In the past, Prestige has done similar reef restoration and maintenance on their privately leased oyster-harvesting reefs in Texas and Louisiana. The difference this time is that Rett Reef is not a commercially motivated enterprise. It is the first non-harvestable sanctuary project in Texas to be spearheaded by a private-industry entity, rather than the state or a nonprofit conservation organization.
“We’re fortunate to be collaborating with Prestige on Rett Reef,” says Sweezey. “They have deep knowledge of local marine conditions and experience in managing oyster reefs. We combine this hands-on knowledge with our scientific data gathering and analysis to develop what we call adaptive management practices, adjusting and improving how we do things in future reef restorations.”

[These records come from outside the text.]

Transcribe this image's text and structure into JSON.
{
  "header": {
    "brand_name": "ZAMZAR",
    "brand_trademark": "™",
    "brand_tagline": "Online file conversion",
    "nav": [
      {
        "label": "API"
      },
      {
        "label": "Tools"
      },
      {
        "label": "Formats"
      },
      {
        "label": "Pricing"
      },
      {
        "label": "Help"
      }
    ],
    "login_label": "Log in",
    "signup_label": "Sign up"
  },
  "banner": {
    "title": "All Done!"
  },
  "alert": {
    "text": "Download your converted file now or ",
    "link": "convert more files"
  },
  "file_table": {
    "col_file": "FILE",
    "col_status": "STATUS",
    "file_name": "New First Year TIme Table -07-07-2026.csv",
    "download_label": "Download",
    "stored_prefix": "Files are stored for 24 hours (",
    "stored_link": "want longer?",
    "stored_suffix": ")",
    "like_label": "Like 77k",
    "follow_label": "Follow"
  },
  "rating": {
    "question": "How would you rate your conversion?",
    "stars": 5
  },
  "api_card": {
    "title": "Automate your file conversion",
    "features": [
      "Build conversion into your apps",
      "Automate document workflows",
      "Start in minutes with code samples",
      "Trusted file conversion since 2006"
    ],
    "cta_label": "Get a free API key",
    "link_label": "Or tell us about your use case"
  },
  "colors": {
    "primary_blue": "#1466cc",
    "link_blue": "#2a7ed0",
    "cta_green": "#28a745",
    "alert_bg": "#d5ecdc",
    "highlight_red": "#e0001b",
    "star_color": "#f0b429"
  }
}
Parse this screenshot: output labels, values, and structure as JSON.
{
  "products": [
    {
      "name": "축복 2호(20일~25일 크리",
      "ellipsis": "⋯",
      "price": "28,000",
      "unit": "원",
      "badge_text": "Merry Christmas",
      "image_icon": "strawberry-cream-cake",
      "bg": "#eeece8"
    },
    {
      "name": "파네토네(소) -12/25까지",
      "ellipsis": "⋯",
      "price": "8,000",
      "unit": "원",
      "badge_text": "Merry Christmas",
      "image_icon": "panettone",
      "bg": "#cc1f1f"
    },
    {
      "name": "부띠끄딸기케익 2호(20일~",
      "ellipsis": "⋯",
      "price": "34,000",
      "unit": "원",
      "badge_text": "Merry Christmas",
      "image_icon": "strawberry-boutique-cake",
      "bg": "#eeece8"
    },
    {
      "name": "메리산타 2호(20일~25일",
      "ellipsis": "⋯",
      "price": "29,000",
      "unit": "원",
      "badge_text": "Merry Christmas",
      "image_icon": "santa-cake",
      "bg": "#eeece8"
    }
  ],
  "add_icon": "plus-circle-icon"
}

Gezim explains that maintaining an oyster lease is not unlike a farmer cultivating the land so that crops continue to grow and thrive. “People think that oyster fishermen just go out and scrape up all the oysters off the bottom. That isn’t the case,” he says. “When we fish a reef, we remove the mature oysters to allow the undersized to get more nutrients, then we leave the reef alone for a few months.” One of the various roles that Gezim performs for Prestige is maintaining the harvesting and regenerating cycles for the company’s many oyster leases.
Prestige, one of the largest oyster companies in the country, was founded by Lisa and her husband Johnny Halili — a farmer’s son of Albanian descent who immigrated from war-torn Kosovo in 1976. An American success story, today the business they founded includes numerous members of their immediate and extended family, maintains 50,000 acres of oyster leases in Texas and Louisiana, and provides a market to as many as 100 oyster boats. The company also provides hundreds of coastal jobs in oyster fishing, processing and distribution.
The Halili family’s commitment to marine conservation did not begin with Rett Reef, either. In addition to conscientiously maintaining its oyster leases for health and growth, Prestige went through a rigorous three-year process led by Raz to become the first North American oyster fishery certified by the Marine Stewardship Council, a global nonprofit that promotes sustainably fished seafood.
The good news coming from the past two quarters of monitoring Rett Reef is that the numbers are slowly increasing for live oysters and attached spat. After a very tough summer for Galveston Bay oysters, the situation is far from ideal but, if Mother Nature cooperates, the project collaborators are cautiously optimistic that the managed success of this sanctuary reef will increase the oyster population, contribute to the continued health of Galveston Bay, and support the future of the oyster industry. “I’m an oysterman and in it for the long haul,” Gezim says. “I plan to pass the trade on to generations to come.”